The camping experience is a familiar one for Ettedgui, as he worked for three summers at Camp Torolago, which also brought Israeli youngsters to Canada for “Zionist instruction and Jewish insipiration” – and for a respite from their terror-riven lives.

“I got to see it happen first-hand,” Ettedgui said, “the experience of watching Canadian children and Israeli children interact.... It’s experiential learning at its best when you put an Israeli child in a cabin with a Canadian child – what you learn about each other.”

Indeed, the Jewish state is never far from Ettedgui’s mind.

“Israel is the cornerstone of my identity. It informs my everyday life.”

Yaldeinu is not the organization’s full name; it’s also known as the Marcos Soberano Society for Jewish Education and Camping. Soberano, who died in March 2005, was Ettedgui’s maternal grandfather.

“We were very, very close,” Ettedgui said. “He was an inspiration, a consumate teacher, strict but very, very kind, and a very hard worker.”
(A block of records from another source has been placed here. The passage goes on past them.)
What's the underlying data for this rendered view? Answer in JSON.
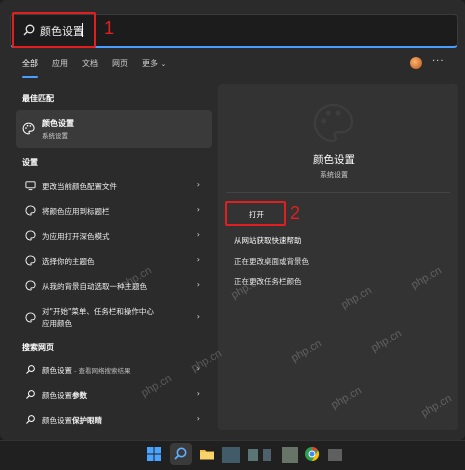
{
  "search": {
    "query": "颜色设置"
  },
  "annotations": {
    "marker1": "1",
    "marker2": "2"
  },
  "tabs": [
    {
      "label": "全部",
      "active": true
    },
    {
      "label": "应用"
    },
    {
      "label": "文档"
    },
    {
      "label": "网页"
    },
    {
      "label": "更多"
    }
  ],
  "more_menu": "···",
  "best_match": {
    "section": "最佳匹配",
    "title": "颜色设置",
    "subtitle": "系统设置"
  },
  "settings": {
    "section": "设置",
    "items": [
      {
        "label": "更改当前颜色配置文件"
      },
      {
        "label": "将颜色应用到标题栏"
      },
      {
        "label": "为应用打开深色模式"
      },
      {
        "label": "选择你的主题色"
      },
      {
        "label": "从我的背景自动选取一种主题色"
      },
      {
        "label_line1": "对\"开始\"菜单、任务栏和操作中心",
        "label_line2": "应用颜色"
      }
    ]
  },
  "web": {
    "section": "搜索网页",
    "items": [
      {
        "label": "颜色设置",
        "suffix": " - 查看网络搜索结果"
      },
      {
        "label": "颜色设置",
        "bold": "参数"
      },
      {
        "label": "颜色设置",
        "bold": "保护眼睛"
      }
    ]
  },
  "preview": {
    "title": "颜色设置",
    "subtitle": "系统设置",
    "actions": [
      {
        "label": "打开"
      },
      {
        "label": "从网站获取快速帮助"
      },
      {
        "label": "正在更改桌面或背景色"
      },
      {
        "label": "正在更改任务栏颜色"
      }
    ]
  },
  "watermark": "php.cn",
  "colors": {
    "accent": "#4a9eff",
    "annotation_red": "#e02020",
    "panel": "#2b2b2b",
    "pane": "#333333"
  }
}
Soberano, who arrived with his wife and 10 children in Canada in 1964, continued the banking career he had left in Morocco, and according to Ettedgui, he put a premium on education and learning. 

“This is an organization he would be very, very proud of.”

While Yaldeinu has secured funding from community philanthropists and leaders, fundraising efforts are being ramped up with the recent announcement of the group’s first major fundraiser.

“Yaldeinu presents Project Campfire,” Ettedgui said in a recent press release. “Hosted over Labour Day weekend, Project Campfire’s inaugural festival will combine music, art, cuisine and culture in an effort to raise funds for Jewish children in Israel and developing countries to attend summer camps in Ontario.”

Held on the new site of Camp Torolago Retreat Centre in Ameliasburg, ON, the weekend retreat will include water and land sports, hiking, outdoor concerts and various workshops. Guests will be able to rent cabins and cottages for private lodging.